Techie Funk

I’ve been in a bit of a funk lately. Normally, my relaxation time is spent playing games or reading. Mostly playing games, and even more specifically, playing MMOs. But lately nothing is scratching the itch for me. I spend all day at work bored and wanting to go home. Then I get home and I’m bored and trying to find something to do that interests me.

I finally took the time to sit down and navel-gaze about this. First of all, why am I bored at work? Well that’s pretty clear: I have no challenges. I was hired for a position I’m quite over-qualified for, and rather than use my skills, my manager (who really has no technical savvy) has me doing busy-work. On the bright side, the pay is rotten.

And I think this revelation leads me to why I’m bored at home, too. My brain is starving and playing games, which used to be my recharge activity, is just starving it more.

So I’ve decided its time to let my geek flag fly again. I was thinking maybe instead of playing a game, I’d take a shot at creating a game. But what language to use? I write PHP at work these days, and I’m tempted to build some kind of web game, but maybe I need a change.

And then I happened upon this post at Raph Koster’s site: Raph’s Website » A letter to a 12-year-old It’s a fun read, but as kind of an offhand part of the post, Raph asks his audience: BTW, if you had to recommend a programming language to today’s 12-year-olds, what would it be?

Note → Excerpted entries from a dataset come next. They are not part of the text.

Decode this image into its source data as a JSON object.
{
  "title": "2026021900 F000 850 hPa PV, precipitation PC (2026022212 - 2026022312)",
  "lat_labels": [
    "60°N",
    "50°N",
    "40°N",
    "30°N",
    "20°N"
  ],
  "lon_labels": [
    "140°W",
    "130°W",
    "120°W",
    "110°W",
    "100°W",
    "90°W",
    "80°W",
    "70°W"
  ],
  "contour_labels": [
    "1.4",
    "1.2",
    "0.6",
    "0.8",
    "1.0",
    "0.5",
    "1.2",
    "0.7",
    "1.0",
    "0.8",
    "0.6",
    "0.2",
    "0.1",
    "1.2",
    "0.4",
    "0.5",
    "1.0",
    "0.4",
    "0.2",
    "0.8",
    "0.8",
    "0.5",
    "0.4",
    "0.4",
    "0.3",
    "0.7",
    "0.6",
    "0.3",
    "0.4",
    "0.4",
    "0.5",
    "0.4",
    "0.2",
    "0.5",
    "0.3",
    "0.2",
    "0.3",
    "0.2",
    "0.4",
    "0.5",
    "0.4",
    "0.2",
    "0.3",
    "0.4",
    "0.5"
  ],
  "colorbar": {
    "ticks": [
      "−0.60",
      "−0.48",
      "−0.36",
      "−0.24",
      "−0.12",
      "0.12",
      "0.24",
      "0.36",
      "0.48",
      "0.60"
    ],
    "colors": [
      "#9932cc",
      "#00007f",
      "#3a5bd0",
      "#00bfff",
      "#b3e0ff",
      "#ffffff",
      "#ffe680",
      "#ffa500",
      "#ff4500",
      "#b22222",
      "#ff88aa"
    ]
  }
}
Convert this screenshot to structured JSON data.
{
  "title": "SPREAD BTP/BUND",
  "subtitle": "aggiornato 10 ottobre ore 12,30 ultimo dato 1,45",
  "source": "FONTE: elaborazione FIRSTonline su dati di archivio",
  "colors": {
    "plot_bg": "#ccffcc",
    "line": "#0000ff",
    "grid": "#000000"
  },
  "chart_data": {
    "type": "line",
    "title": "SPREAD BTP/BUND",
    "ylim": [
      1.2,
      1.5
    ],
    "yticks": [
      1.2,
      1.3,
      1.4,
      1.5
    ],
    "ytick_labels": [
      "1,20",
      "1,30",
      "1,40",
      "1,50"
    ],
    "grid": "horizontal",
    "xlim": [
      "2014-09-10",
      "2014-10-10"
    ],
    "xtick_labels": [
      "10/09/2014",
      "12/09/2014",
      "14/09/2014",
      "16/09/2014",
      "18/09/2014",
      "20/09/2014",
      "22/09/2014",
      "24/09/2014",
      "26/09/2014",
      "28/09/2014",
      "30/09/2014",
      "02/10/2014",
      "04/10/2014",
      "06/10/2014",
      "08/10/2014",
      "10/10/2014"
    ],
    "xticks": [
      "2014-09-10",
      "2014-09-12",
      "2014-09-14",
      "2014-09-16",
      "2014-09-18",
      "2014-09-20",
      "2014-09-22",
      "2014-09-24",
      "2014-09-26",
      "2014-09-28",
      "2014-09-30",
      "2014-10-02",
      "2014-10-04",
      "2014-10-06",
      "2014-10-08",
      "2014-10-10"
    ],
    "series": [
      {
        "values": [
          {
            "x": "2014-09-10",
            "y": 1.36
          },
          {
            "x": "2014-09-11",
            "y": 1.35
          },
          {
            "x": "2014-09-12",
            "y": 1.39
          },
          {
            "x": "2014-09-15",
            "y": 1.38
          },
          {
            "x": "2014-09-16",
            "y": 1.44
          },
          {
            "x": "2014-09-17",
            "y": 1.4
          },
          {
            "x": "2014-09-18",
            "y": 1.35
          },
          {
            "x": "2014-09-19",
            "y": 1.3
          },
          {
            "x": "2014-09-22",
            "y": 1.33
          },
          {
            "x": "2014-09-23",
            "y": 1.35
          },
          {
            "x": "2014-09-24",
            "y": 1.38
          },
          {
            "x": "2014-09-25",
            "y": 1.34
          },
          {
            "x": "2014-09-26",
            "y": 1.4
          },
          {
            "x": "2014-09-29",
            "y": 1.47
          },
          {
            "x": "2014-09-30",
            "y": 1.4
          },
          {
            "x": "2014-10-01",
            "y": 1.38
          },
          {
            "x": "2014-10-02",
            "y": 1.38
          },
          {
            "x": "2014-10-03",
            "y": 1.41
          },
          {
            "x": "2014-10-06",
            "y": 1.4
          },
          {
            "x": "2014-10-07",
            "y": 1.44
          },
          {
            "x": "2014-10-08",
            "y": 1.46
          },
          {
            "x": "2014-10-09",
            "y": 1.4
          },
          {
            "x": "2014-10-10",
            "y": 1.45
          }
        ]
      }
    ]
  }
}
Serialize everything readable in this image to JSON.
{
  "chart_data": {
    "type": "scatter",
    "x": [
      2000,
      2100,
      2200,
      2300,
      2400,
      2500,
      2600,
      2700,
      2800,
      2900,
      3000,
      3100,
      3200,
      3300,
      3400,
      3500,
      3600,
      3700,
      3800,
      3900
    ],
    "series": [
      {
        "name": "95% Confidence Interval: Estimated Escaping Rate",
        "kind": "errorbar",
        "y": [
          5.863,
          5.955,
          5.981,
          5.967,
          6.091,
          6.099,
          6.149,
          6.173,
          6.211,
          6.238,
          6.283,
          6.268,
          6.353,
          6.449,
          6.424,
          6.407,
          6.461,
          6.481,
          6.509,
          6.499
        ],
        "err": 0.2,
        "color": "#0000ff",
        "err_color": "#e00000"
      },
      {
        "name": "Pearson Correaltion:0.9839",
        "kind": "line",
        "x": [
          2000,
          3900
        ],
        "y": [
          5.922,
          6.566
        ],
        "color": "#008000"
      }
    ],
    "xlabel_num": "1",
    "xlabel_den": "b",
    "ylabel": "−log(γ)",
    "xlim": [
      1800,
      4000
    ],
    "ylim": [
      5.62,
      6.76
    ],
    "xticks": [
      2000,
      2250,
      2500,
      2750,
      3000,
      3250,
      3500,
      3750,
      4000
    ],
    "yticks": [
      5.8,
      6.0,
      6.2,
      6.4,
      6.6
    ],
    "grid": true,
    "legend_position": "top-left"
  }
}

Now I’m a good deal older than that, but often enough I can act like a 12-year old, so I was interested to see what people suggested. One of the things suggested was Alice, developed as a system to visually teach programming to kids. It’s pretty neat! Basically it uses methods that are tokenized into draggable widgets, and you ‘stack’ these up to give orders to a 3D avatar. From some of the examples it looks like you can do a lot more, with collision detection for gaming and so forth. I haven’t dug that far into it. To me it was more a curiosity than a tool I’d use (I think!) but it was well worth a look to anyone with a taste for geeky stuff.

Another option mentioned was PyGame which is some kind of game development toolkit based on Python. I’ve never taken the time to learn Python and have always been interested, so I might give that a look. Some kind of open source UO emulator called RunUO was mentioned as well, but I’m not sure if that requires a UO client or what. Another item to dig into I guess.

Lots to dig into, and I’m still not sure that a web-based PHP game isn’t what I want to do. I have a rough idea of the kind of game I want to make: a turn-based dungeon crawler of some kind.

Anyone have suggestions as to other ‘get up and running quickly’ game creation tools out there?